The music is so catchy.
When the lights went down tonight, I was amazed at how many of the songs I still knew by heart. I haven’t watched the movie for a long time. It used to be on cable a lot when I was little, and I remember Mom sitting down with Will and me one night to watch it.
This was my favorite when I was your age.
Back then, I understood why right away. I felt so special that my mom was sharing this with me. I’d never seen a musical movie that wasn’t animated—one where it was actual people singing, not cartoon characters. For a couple years after that, every time Will and I saw Grease! on TV, we’d dance around the living room for hours afterward singing “You’re the One that I Want” and “We Go Together.”
The stage version is a little different from the movie. For starters, Sandy’s not from Australia, and she doesn’t sing “Hopelessly Devoted.” They took out all the cigarette smoking and curse words for our high school production, but most everything else is the same—especially the way this music still excites me. It makes me want to get up and dance with my arms in the air.

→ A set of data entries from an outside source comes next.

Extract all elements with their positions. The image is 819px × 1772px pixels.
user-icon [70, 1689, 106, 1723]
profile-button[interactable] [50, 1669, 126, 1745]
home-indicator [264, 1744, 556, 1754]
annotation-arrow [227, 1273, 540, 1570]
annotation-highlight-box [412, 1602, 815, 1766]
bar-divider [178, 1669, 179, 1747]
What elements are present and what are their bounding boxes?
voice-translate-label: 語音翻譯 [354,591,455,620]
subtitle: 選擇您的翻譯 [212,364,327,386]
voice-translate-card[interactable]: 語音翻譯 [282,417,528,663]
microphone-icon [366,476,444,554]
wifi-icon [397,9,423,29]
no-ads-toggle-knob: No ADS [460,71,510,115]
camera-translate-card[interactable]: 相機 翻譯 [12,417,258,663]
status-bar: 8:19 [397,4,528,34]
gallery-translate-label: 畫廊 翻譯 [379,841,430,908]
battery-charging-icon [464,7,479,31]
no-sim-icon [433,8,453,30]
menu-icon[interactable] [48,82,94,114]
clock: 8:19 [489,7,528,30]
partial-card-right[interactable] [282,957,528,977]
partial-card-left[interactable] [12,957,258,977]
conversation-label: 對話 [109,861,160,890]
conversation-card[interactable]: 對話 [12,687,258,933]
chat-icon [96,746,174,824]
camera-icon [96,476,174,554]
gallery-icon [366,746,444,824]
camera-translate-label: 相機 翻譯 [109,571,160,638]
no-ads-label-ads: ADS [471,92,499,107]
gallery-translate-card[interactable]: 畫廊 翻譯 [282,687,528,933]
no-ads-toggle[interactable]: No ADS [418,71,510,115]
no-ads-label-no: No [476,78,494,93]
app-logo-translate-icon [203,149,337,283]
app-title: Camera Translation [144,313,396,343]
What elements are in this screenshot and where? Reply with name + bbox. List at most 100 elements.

Which is why I say the music is a problem:
It’s so good that you forget the plot.
You forget that “Summer Lovin’” is the story of how hot and heavy Sandy and Danny got before school started. You forget that after exaggerating to the T-Birds how far they went “under the dock,” Danny basically blows Sandy off. You forget that later, he tries to get her to have sex in his car when she doesn’t want to.

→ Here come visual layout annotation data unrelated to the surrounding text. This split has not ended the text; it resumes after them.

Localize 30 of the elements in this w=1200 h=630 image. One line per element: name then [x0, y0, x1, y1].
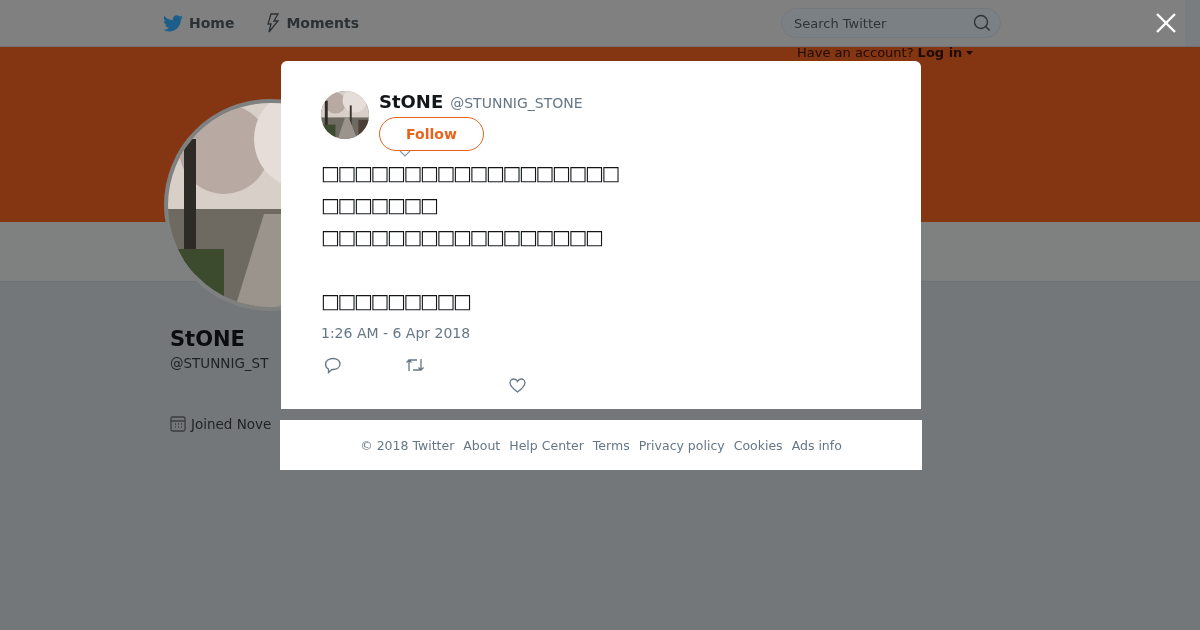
profile-handle: @STUNNIG_ST — [170, 355, 269, 371]
login-prompt: Have an account? — [797, 45, 914, 60]
nav-link[interactable]: Moments — [266, 13, 360, 33]
footer-link[interactable]: Ads info — [791, 437, 842, 453]
footer-link[interactable]: Privacy policy — [638, 437, 725, 453]
author-name: StONE — [379, 91, 444, 112]
scrollbar[interactable] — [1185, 0, 1200, 46]
footer-link[interactable]: Cookies — [733, 437, 783, 453]
footer-link[interactable]: Help Center — [509, 437, 584, 453]
tweet-text: □□□□□□□□□□□□□□□□□□ □□□□□□□ □□□□□□□□□□□□□□□□□ □□□□□□□□□ — [321, 160, 618, 315]
reply-icon[interactable] — [324, 357, 342, 374]
close-icon[interactable] — [1155, 12, 1177, 34]
search-field[interactable]: Search Twitter — [781, 8, 1001, 38]
calendar-icon — [170, 415, 186, 432]
caret-icon[interactable] — [966, 50, 974, 55]
author-handle: @STUNNIG_STONE — [450, 95, 583, 111]
heart-icon[interactable] — [509, 378, 526, 393]
joined-date: Joined Nove — [191, 415, 272, 432]
copyright-text: © 2018 Twitter — [360, 437, 455, 453]
footer-link[interactable]: About — [463, 437, 501, 453]
lightning-icon — [266, 13, 281, 33]
footer-link[interactable]: Terms — [592, 437, 630, 453]
follow-button[interactable]: Follow — [379, 117, 484, 151]
profile-name: StONE — [170, 327, 245, 351]
search-icon — [973, 14, 991, 32]
chevron-icon — [399, 150, 411, 157]
bird-icon — [163, 14, 183, 32]
tweet-timestamp[interactable]: 1:26 AM - 6 Apr 2018 — [321, 325, 881, 341]
nav-link[interactable]: Home — [163, 14, 235, 32]
retweet-icon[interactable] — [405, 357, 425, 373]
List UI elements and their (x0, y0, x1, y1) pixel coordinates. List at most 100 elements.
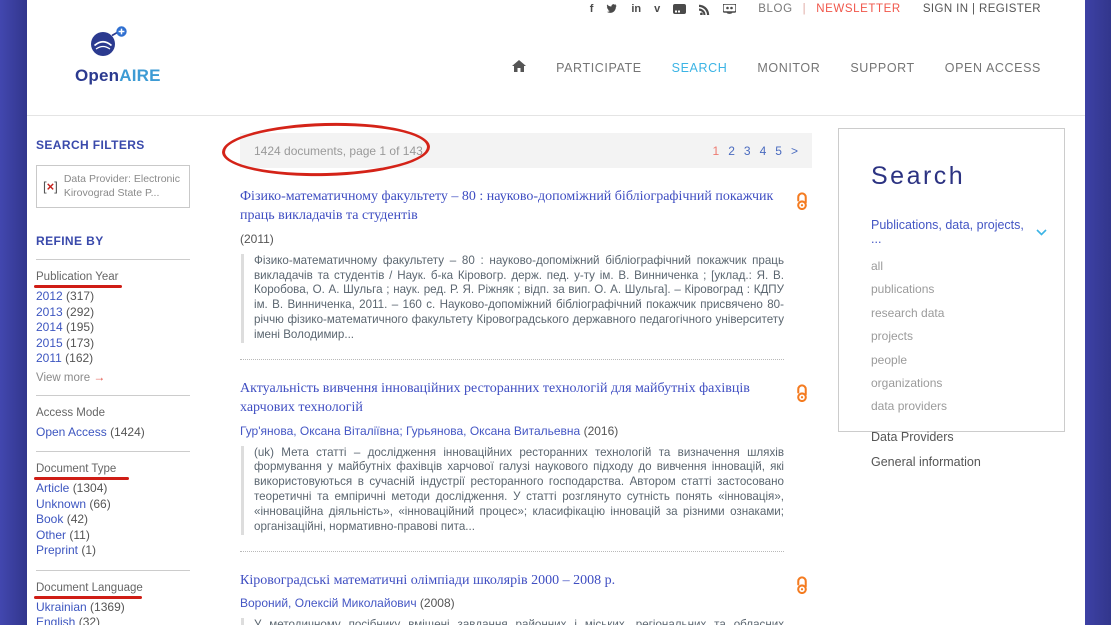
rss-icon[interactable] (699, 4, 710, 15)
filter-item: 2014 (195) (36, 320, 218, 336)
facebook-icon[interactable]: f (590, 3, 594, 15)
filter-item: Article (1304) (36, 481, 218, 497)
sidebar-divider (36, 259, 190, 260)
openaire-logo-mark (75, 26, 137, 60)
filter-link-ukrainian[interactable]: Ukrainian (36, 600, 87, 614)
filter-section-publication-year: Publication Year 2012 (317) 2013 (292) 2… (36, 269, 218, 384)
filter-link-other[interactable]: Other (36, 528, 66, 542)
topbar-separator: | (803, 3, 807, 15)
header: f in v BLOG | NEWSLETTER (27, 0, 1085, 116)
scope-option-research-data[interactable]: research data (871, 302, 1046, 325)
general-information-link[interactable]: General information (871, 455, 1046, 469)
documents-summary: 1424 documents, page 1 of 143 (254, 144, 423, 158)
red-underline-annotation (34, 596, 142, 599)
document-language-title-text: Document Language (36, 582, 143, 594)
view-more-link[interactable]: View more → (36, 370, 218, 384)
filter-count: (162) (65, 351, 93, 365)
nav-search[interactable]: SEARCH (672, 61, 728, 75)
remove-filter-button[interactable]: [×] (43, 179, 58, 194)
data-providers-link[interactable]: Data Providers (871, 430, 1046, 444)
blog-link[interactable]: BLOG (758, 3, 792, 15)
vimeo-icon[interactable]: v (654, 3, 660, 15)
filter-section-access-mode: Access Mode Open Access (1424) (36, 405, 218, 441)
main-nav: PARTICIPATE SEARCH MONITOR SUPPORT OPEN … (512, 60, 1041, 75)
filter-item: Other (11) (36, 528, 218, 544)
filter-link-2012[interactable]: 2012 (36, 289, 63, 303)
nav-monitor[interactable]: MONITOR (757, 61, 820, 75)
filter-count: (42) (67, 512, 88, 526)
document-type-title: Document Type (36, 463, 116, 475)
pagination-page-5[interactable]: 5 (775, 144, 782, 158)
result-item: Кіровоградські математичні олімпіади шко… (240, 572, 812, 625)
filter-link-english[interactable]: English (36, 615, 75, 625)
pagination-page-4[interactable]: 4 (760, 144, 767, 158)
nav-participate[interactable]: PARTICIPATE (556, 61, 642, 75)
right-edge-stripe (1085, 0, 1111, 625)
filter-item: 2013 (292) (36, 305, 218, 321)
filter-link-preprint[interactable]: Preprint (36, 543, 78, 557)
result-title-link[interactable]: Актуальність вивчення інноваційних ресто… (240, 380, 784, 418)
scope-option-data-providers[interactable]: data providers (871, 395, 1046, 418)
openaire-logo[interactable]: OpenAIRE (75, 26, 161, 86)
scope-option-publications[interactable]: publications (871, 278, 1046, 301)
topbar: f in v BLOG | NEWSLETTER (590, 3, 1041, 15)
open-access-icon (795, 575, 809, 599)
filter-section-document-language: Document Language Ukrainian (1369) Engli… (36, 580, 218, 625)
result-title-link[interactable]: Кіровоградські математичні олімпіади шко… (240, 572, 784, 591)
access-mode-title: Access Mode (36, 407, 105, 419)
filter-count: (11) (69, 528, 89, 542)
sidebar-divider (36, 451, 190, 452)
filter-count: (1424) (110, 425, 145, 439)
filter-link-2011[interactable]: 2011 (36, 351, 62, 365)
filter-item: English (32) (36, 615, 218, 625)
sidebar-divider (36, 570, 190, 571)
view-more-label: View more (36, 372, 90, 384)
result-byline: (2011) (240, 232, 784, 246)
filter-item: Book (42) (36, 512, 218, 528)
filter-link-2013[interactable]: 2013 (36, 305, 63, 319)
filter-section-document-type: Document Type Article (1304) Unknown (66… (36, 461, 218, 559)
filter-link-book[interactable]: Book (36, 512, 63, 526)
filter-link-2014[interactable]: 2014 (36, 320, 63, 334)
openaire-search-page: f in v BLOG | NEWSLETTER (0, 0, 1111, 625)
result-item: Актуальність вивчення інноваційних ресто… (240, 380, 812, 552)
publication-year-title: Publication Year (36, 271, 118, 283)
scope-option-projects[interactable]: projects (871, 325, 1046, 348)
filter-link-article[interactable]: Article (36, 481, 69, 495)
filter-item: 2011 (162) (36, 351, 218, 367)
nav-support[interactable]: SUPPORT (850, 61, 914, 75)
logo-open-text: Open (75, 66, 119, 85)
result-authors[interactable]: Вороний, Олексій Миколайович (240, 596, 417, 610)
results-column: 1424 documents, page 1 of 143 1 2 3 4 5 … (240, 133, 812, 625)
scope-option-people[interactable]: people (871, 349, 1046, 372)
search-scope-dropdown[interactable]: Publications, data, projects, ... (871, 218, 1047, 246)
twitter-icon[interactable] (606, 4, 618, 14)
home-icon[interactable] (512, 60, 526, 75)
result-title-link[interactable]: Фізико-математичному факультету – 80 : н… (240, 188, 784, 226)
youtube-icon[interactable] (673, 4, 686, 14)
filter-link-2015[interactable]: 2015 (36, 336, 63, 350)
pagination-page-1[interactable]: 1 (713, 144, 720, 158)
newsletter-link[interactable]: NEWSLETTER (816, 3, 901, 15)
document-language-title: Document Language (36, 582, 143, 594)
filter-link-unknown[interactable]: Unknown (36, 497, 86, 511)
pagination-page-2[interactable]: 2 (728, 144, 735, 158)
filter-link-open-access[interactable]: Open Access (36, 425, 107, 439)
social-links: f in v (590, 3, 737, 15)
filter-count: (32) (79, 615, 100, 625)
scope-option-all[interactable]: all (871, 255, 1046, 278)
filters-sidebar: SEARCH FILTERS [×] Data Provider: Electr… (36, 138, 218, 625)
linkedin-icon[interactable]: in (631, 3, 641, 15)
pagination-next[interactable]: > (791, 144, 798, 158)
nav-open-access[interactable]: OPEN ACCESS (945, 61, 1041, 75)
slideshare-icon[interactable] (723, 4, 736, 15)
filter-chip-label: Data Provider: Electronic Kirovograd Sta… (64, 173, 183, 200)
results-header-bar: 1424 documents, page 1 of 143 1 2 3 4 5 … (240, 133, 812, 168)
pagination-page-3[interactable]: 3 (744, 144, 751, 158)
filter-count: (66) (89, 497, 110, 511)
result-authors[interactable]: Гур'янова, Оксана Віталіївна; Гурьянова,… (240, 424, 580, 438)
filter-item: Unknown (66) (36, 497, 218, 513)
signin-register-link[interactable]: SIGN IN | REGISTER (923, 3, 1041, 15)
search-panel: Search Publications, data, projects, ...… (838, 128, 1065, 432)
scope-option-organizations[interactable]: organizations (871, 372, 1046, 395)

You forget that at the end of the show, Sandy gives in.
Sure, Danny makes that half-assed attempt to join the track team, but you can tell he doesn’t really mean it. Nobody at Rydell High expects him to change. For that matter, no one in the audience expects him to either. It’s a funny part that we all laugh at. How ridiculous! Boys don’t change for girls.
We all expect Sandy to do the changing.
And after she flees the drive-in movie when Danny pressures her to go farther than she wants to? Twenty minutes later, she shows up at the Burger Palace in skintight pants and a low-cut shirt. Her hair is huge, and she’s wearing tons of makeup. She becomes exactly the person Danny Zuko wants her to be. She makes herself into the version of the girls that he’s decided are attractive.
She doesn’t ask him why he has the power to decide what she should look like. She doesn’t say, “Okay. Yes, I’ll go have sex with you now.” She doesn’t have to.
A lot of this musical went way over my head when I was a kid.
But then? Just as you’re about to feel annoyed about it, the music kicks in.
It’s this big feel-good number. Now that Sandy has completely changed, Danny sings to her: You’re the one that I want. Then everybody else joins them onstage and sings “We Go Together.”
By the end of that number, we’re all on our feet, clapping and stomping and singing along with this rambunctious, infectious, life-affirming music. And it’s so bright and so shiny and so happy and so perfect that by the time Wyatt takes his final bow?